L’Académie des sciences consacre une série de podcasts, en partenariat avec Canal Académies, à la géométrie. Au micro, Étienne Ghys, l’un de ses deux secrétaires perpétuels. Cortex Média a retranscrit ces échanges, à lire ci-dessous.

Henri Poincaré est souvent présenté comme l’un des derniers savants universels. Mathématiques, physique, philosophie des sciences : son œuvre a profondément influencé notre manière de penser l’espace, le mouvement et la relativité.

Étienne Ghys raconte sa rencontre intellectuelle avec Poincaré, depuis ses premières lectures de jeunesse jusqu’à ses propres recherches, et imagine ce qu’il lui dirait s’il pouvait aujourd’hui partager un déjeuner avec lui.

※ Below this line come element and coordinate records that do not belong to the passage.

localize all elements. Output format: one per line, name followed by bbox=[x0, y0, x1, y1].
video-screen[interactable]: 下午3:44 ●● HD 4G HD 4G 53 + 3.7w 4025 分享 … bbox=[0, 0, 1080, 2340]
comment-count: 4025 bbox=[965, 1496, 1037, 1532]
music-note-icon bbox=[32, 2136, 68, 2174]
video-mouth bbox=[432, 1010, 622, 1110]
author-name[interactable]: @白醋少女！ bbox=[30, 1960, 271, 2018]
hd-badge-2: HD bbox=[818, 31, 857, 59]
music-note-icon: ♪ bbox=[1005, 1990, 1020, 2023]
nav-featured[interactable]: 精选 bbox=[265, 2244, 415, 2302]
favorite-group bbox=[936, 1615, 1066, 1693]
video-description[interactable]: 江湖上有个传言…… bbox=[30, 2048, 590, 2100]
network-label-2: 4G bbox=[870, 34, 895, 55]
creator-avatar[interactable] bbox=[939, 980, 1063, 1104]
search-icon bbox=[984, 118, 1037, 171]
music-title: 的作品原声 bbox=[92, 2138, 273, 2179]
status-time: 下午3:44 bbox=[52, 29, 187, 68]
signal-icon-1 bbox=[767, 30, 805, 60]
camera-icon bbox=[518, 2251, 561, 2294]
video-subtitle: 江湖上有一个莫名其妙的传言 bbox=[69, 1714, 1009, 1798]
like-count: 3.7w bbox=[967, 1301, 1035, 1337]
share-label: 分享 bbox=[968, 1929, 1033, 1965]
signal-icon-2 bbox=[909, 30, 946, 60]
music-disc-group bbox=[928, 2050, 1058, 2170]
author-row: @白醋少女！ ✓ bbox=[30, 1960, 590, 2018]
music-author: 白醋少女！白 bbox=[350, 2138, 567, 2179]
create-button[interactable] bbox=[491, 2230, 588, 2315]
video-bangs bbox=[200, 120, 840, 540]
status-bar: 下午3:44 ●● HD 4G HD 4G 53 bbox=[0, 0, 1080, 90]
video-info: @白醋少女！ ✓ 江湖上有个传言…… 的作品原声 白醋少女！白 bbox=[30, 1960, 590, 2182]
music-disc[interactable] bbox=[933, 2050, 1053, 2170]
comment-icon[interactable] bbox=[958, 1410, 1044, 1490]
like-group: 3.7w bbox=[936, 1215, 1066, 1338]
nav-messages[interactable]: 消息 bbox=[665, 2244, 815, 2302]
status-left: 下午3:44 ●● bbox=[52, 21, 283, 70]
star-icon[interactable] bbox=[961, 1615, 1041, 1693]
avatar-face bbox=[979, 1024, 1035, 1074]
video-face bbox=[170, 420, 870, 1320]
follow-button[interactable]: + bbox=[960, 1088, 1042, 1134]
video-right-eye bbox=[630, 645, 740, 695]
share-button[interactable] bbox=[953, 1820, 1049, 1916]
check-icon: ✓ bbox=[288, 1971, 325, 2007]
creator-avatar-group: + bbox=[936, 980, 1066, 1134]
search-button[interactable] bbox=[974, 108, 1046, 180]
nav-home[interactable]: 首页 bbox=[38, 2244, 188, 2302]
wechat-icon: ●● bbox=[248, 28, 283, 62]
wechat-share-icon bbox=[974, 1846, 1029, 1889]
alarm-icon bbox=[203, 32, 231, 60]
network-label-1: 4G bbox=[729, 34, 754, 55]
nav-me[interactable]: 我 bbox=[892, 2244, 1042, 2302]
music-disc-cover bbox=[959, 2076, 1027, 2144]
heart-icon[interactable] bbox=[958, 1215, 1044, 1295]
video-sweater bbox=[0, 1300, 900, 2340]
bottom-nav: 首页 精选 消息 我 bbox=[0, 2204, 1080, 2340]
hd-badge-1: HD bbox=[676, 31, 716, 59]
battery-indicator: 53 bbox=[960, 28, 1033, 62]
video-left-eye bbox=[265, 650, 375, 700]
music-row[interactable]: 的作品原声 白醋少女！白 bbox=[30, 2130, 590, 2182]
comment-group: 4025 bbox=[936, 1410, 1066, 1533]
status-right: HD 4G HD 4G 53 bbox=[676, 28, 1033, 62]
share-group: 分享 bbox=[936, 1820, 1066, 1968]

Une amitié impossible, mais bien réelle

Étienne Ghys : Il y a un peu plus d’un an, quelqu’un m’a demandé de quoi je parlerais avec Henri Poincaré s’il m’invitait à déjeuner. Avoir une conversation en tête-à-tête avec ce vieil ami, né en 1854, exactement un siècle avant moi, voilà qui excitait mon imagination.

Je ne l’ai bien sûr jamais rencontré physiquement et cette amitié a indiscutablement un caractère virtuel. Je dois me contenter de vieilles photos surannées et je crois bien qu’aucun enregistrement de sa voix n’existe. Il est sûr que je serais intimidé face à lui.

Comment ferais-je pour lui expliquer tout ce que ses écrits m’ont apporté et comment ils ont changé ma vision de l’espace et du monde ? Notre première rencontre fut très fugace, dans un livre que j’ai lu lorsque j’étais lycéen, Les grands mathématiciens par E. T. Bell. Tous les historiens des sciences s’accordent à dire que ce livre est mauvais et qu’il présente une vision romantique du développement de la science, peut-être. Mais il a passionné un grand nombre de jeunes et encouragé beaucoup de vocations, dont la mienne. Le chapitre sur Poincaré s’intitule « Le dernier savant universel ». Que pouvais-je comprendre de l’universalité des mathématiques à 17 ans ? Je pense que cette idée me dépassait totalement, mais j’étais grisé par l’idée que les mathématiques pouvaient mener à une certaine forme d’absolu.

La révélation de l’Analysis Situs

Plus tard, j’ai croisé le nom de Poincaré de temps à autre au cours des premières années d’études universitaires, souvent accolé à un théorème. Poincaré, Poincaré-Hopf, Poincaré-Bendixson, etc. Nous sommes habitués depuis le collège à associer des noms à des théorèmes, qu’il s’agisse de Thalès ou de Pythagore. Mais ces noms pourraient tout aussi bien être des numéros. On ne pense pas qu’ils ont été portés par des êtres humains. On se les représente parfois comme des bustes en marbre froid qu’on peut voir dans des musées, et on n’envisage jamais de déjeuner avec eux. Le premier article de recherche que j’ai publié, en 1980, traitait d’une question de topologie. J’utilisais le groupe fondamental de Poincaré, que je ne connaissais qu’à travers la littérature secondaire. Un collègue expérimenté est alors venu me dire gentiment que l’un des théorèmes que j’avais démontré dans mon article était déjà connu et se trouvait explicitement dans le mémoire de Poincaré intitulé Analysis Situs.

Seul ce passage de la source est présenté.